Suppose several top economists were asked the following question:
If government imposes a price-ceiling on gasoline at the pump – specifically, forcing the current per-gallon price of gasoline at the pump down from $3.78 to $2.87 (a decrease of 24 percent) – motorists’ difficulty in finding gasoline to buy will noticeably increase. Do you agree?
Would only 1/3rd of these economists agree (and none strongly agree)? My guess is many more than 1/3rd would agree, and that many would strongly agree. Indeed, I suspect that a significant majority of economists would agree. Sadly, alas, this ChicagoBooth survey (HT Tyler Cowen) causes me to question the accuracy of the pulse I take of my fellow economists.
But if my pulse is correct about what economists would say about a proposed 24 percent forced reduction in the price of gasoline, what explains the results of this poll that asks economists about a 24 percent forced increase in the legislated minimum wage?
One possibility is that many or even most of the 66 percent of economists who do not agree that this proposed hike in the minimum wage will make it more difficult for low-skilled workers to find jobs are presuming that most such workers already earn hourly wages significantly higher than $7.25 (and perhaps even higher than $9.00) – in which case, empirically, a 24-percent hike in the legislated minimum wage might well, in fact, have little effect on the prospects of the typical low-skilled worker finding a job. So I wonder what the answers of these economists would have been had the question asked instead
If government mandated that all hourly wages currently $8.99 or lower be raised by 24 percent, that policy would make it noticeably harder for low-skilled workers to find employment. Do you agree?
I fear that most of these economists would still disagree.
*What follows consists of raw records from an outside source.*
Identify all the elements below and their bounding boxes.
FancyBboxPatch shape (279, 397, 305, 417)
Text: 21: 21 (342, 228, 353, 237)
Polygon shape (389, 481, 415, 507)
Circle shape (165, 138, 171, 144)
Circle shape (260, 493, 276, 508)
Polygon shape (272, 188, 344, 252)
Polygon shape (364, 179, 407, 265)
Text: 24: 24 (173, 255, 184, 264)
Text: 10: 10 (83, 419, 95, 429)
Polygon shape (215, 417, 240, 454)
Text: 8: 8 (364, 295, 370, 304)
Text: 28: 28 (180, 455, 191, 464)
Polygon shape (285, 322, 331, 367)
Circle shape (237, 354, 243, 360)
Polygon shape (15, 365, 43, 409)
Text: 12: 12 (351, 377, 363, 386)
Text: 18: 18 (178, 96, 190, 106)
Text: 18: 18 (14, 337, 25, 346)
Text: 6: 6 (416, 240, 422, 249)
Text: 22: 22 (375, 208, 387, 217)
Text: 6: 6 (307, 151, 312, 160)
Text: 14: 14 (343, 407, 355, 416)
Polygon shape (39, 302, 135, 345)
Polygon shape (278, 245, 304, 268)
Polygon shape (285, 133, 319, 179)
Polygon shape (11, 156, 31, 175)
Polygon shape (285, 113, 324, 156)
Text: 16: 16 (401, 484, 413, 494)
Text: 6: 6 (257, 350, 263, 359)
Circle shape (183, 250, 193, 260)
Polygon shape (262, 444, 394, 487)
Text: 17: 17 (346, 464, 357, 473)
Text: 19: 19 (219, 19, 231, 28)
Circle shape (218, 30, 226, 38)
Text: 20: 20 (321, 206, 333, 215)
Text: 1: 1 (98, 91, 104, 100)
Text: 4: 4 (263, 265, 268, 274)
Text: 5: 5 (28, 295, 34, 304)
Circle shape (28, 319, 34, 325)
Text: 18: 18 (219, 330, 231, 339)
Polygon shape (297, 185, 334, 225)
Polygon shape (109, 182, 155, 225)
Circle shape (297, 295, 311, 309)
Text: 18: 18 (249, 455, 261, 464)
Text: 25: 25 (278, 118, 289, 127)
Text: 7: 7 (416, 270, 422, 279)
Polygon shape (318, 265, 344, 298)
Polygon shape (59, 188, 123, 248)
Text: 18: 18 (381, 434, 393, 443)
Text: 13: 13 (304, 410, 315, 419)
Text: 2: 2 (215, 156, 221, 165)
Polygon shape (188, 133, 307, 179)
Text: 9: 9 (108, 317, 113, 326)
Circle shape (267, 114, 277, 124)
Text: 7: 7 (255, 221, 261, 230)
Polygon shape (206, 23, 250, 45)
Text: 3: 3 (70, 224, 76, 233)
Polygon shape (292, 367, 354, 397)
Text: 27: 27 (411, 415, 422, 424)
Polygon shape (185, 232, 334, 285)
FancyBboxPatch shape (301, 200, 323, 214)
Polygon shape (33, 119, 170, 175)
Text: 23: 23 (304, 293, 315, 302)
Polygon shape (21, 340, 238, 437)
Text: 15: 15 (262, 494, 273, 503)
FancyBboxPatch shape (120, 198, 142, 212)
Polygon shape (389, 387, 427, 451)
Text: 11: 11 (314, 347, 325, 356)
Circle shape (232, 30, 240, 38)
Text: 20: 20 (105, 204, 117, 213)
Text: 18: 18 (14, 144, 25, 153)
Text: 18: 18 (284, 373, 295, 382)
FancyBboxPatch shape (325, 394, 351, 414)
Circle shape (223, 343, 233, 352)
I fear that many economists have convinced themselves that esoteric theoretical curiosities that reveal the textbook possibility that a modestly higher legislated minimum wage will not reduce the employment options of low-skilled workers are, in fact, compelling and empirically relevant reasons for doubting that a higher minimum wage will shrink low-skilled-workers’ employment options.
If my fear is correct, then the question is begged: why do economists not attach the same significance also to the very same sort of esoteric theoretical curiosities that reveal the textbook possibility that government-imposed price ceilings can increase the quantities supplied of goods such as gasoline or beef or bell-bottom-jeans?
Every gasoline retailer faces a downward-sloping demand curve. As every intermediate-microeconomics student knows, this fact means that every such retailer’s marginal-revenue curve slopes downward more steeply than does its demand curve. Every gasoline retailer, therefore, sells too little and prices each unit too high. Consult almost any microeconomics textbook.
A wisely imposed and modest price ceiling, therefore, will not only not reduce the availability of gasoline at the pump, it will increase that availability! (I know that I’m here repeating myself, from an earlier post. But it’s my and Russ’s blog.) Yet I do not believe that most, or even many, economists regard this textbook demonstration to be such a powerful picture of reality that it calls into question the deeper proposition that forcing down the price of good X will almost surely prompt suppliers of X to bring fewer units of X to market. More generally, consumers’ consumption options will be reduced, rather than improved, by a price ceiling – or so I suspect most economists still would agree.
Put differently, the theoretical curiosity of the textbook model that shows downward-sloping demand curves of the sort that each real-world gasoline retailer (and each butcher, brewer, baker, and candlestick-maker) confronts in reality – or confronts with no less likelihood that employers of low-skilled workers confront upward-sloping supply curves of hirable hours of low-skilled work – is not interpreted by economists to mean that the question of whether or not price ceilings on gasoline will help or hurt consumers is an empirical one about which we can say nothing until and unless we’ve gathered lots of data on the matter. Yet this wisdom now seems to vanish for many economists when the product in question is low-skilled human labor. Bizarre.
Bottom Line: If the results of the survey (mentioned above) of economists regarding the minimum wage reflect, as I fear they do, a growing faith among economists that the price of low-skilled human labor is somehow exempt from the basic principles of supply and demand, then I am unimpressed with the wisdom of today’s typical economist.